Les analyses infra-rouges des fractions 130 à 1400 des produits liquides ont indiqué 100% d'éthylbenène; on n'a pas détecté d'autres bandes d'absorption dues aux aromatiques C6 à c8 La teneur en fluorure organique de ces fractions d'éthylbenène était égale à moins que 10 parties pour un million. Ainsi que montré dans le tableau I, la quantité de diéthylbenzène a augmenté avec le rendement de la fraction éthylbenzène.
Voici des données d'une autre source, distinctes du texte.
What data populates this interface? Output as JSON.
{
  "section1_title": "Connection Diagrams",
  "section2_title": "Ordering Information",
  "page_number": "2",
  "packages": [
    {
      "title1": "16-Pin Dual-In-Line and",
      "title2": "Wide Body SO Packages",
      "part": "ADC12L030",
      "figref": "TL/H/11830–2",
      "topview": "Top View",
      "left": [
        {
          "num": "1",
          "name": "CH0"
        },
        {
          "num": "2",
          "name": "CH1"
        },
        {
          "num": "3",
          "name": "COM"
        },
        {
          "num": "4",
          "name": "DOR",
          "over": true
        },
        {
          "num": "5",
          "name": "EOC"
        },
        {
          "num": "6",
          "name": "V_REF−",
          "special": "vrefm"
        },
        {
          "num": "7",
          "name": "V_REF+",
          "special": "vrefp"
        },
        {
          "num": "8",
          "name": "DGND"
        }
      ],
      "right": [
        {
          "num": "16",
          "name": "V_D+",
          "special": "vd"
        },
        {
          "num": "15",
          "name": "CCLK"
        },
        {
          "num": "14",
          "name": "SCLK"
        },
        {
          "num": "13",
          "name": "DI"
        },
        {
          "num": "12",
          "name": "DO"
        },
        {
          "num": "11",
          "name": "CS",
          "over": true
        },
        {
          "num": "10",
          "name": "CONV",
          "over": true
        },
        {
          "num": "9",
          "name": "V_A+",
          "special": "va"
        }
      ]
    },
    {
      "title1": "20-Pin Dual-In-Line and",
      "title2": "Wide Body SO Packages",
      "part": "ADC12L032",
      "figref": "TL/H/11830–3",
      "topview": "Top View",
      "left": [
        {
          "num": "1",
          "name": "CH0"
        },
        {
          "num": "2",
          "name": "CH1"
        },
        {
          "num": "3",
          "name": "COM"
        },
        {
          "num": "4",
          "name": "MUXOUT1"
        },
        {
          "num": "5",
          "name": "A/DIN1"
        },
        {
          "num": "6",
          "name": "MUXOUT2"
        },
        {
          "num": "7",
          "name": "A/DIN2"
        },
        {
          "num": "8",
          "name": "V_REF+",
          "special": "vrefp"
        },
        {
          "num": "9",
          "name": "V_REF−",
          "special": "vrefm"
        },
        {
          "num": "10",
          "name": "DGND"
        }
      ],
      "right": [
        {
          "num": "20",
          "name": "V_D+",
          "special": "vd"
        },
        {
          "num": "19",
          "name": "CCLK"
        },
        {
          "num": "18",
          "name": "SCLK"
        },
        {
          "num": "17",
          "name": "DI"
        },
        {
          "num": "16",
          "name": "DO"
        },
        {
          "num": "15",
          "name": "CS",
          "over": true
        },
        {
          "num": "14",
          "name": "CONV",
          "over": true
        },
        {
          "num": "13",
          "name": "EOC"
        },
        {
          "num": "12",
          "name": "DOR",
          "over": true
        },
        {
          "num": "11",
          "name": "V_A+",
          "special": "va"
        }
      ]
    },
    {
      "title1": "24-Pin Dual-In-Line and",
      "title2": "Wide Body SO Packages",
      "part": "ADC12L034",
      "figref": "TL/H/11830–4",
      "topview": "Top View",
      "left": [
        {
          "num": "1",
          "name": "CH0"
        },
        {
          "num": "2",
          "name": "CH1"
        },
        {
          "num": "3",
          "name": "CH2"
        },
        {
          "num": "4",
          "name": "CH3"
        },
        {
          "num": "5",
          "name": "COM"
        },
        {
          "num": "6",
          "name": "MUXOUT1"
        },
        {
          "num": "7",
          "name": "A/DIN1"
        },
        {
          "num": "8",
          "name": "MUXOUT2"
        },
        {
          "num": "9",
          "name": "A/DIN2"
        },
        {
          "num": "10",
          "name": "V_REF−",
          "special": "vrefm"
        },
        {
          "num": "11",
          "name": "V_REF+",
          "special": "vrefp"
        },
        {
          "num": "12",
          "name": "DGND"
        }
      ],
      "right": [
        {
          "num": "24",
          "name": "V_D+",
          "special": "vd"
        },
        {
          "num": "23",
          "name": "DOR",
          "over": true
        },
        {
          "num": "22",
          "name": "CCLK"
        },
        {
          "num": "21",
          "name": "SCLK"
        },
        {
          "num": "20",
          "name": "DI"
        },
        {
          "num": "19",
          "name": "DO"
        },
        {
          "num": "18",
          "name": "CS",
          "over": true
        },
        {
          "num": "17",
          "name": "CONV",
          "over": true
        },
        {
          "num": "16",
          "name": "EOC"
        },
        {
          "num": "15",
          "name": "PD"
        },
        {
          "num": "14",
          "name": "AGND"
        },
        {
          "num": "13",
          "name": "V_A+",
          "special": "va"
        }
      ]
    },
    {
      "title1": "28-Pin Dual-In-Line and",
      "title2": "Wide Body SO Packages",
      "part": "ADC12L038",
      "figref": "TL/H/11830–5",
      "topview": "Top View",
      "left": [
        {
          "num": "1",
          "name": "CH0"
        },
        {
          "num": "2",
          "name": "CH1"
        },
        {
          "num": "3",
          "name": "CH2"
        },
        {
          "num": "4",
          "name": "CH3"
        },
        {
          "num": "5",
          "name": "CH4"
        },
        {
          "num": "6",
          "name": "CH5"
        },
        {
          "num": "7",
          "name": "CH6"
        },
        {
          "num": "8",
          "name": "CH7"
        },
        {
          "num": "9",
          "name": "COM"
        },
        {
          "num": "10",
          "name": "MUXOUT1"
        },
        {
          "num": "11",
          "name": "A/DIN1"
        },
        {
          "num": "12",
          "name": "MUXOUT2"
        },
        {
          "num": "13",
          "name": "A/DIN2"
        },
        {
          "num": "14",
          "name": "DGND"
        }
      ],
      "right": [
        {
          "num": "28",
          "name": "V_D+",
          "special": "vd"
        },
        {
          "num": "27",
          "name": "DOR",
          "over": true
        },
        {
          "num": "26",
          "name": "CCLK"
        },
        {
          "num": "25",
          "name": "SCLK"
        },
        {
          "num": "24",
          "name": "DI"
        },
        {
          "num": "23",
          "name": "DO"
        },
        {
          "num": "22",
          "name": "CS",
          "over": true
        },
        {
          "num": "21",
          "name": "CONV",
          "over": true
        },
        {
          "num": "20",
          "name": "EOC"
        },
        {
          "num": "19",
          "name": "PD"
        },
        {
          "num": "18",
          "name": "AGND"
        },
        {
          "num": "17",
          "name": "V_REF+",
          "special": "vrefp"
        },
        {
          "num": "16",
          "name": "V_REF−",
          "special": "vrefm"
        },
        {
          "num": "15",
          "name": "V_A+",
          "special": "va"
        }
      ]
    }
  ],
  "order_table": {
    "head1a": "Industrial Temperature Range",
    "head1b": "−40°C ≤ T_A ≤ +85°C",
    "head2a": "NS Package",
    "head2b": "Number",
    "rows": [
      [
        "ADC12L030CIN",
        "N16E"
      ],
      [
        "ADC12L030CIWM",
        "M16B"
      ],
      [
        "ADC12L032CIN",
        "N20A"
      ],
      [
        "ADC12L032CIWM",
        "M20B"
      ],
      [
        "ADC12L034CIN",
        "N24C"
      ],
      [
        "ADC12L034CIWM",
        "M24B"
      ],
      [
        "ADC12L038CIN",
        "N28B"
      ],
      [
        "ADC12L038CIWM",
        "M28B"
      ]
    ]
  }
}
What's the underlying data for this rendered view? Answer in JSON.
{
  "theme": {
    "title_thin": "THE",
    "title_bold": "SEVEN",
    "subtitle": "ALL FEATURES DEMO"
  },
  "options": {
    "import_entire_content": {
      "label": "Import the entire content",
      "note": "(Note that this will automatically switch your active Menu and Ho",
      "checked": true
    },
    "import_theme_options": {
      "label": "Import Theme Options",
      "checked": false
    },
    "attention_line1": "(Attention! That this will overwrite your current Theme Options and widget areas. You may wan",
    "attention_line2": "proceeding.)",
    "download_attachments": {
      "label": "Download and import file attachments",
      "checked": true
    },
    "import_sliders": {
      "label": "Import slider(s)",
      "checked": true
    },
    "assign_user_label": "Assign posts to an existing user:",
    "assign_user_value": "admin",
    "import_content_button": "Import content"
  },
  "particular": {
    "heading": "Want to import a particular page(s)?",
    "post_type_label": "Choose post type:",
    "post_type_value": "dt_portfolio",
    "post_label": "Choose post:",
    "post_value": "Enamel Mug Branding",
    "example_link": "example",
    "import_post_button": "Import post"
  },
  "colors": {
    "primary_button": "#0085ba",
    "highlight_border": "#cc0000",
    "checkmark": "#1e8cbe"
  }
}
Ces diéthylbenzènes peuvent être remis dans le circuit pour obtenir un transfert d'alcoyle et augmenter ainsi le rendement final en éthylbenzène.
Ces données montrent que l'enlèvement complet de l'éthylène du gaz d'échappement dépend de la quantité de trifluroure de bore introduite. Si l'on utilise trop de trifluorure de bore, une partie de l'éthylène est convertie en éthane et le rendement final en éthylbenzène est ainsi réduit.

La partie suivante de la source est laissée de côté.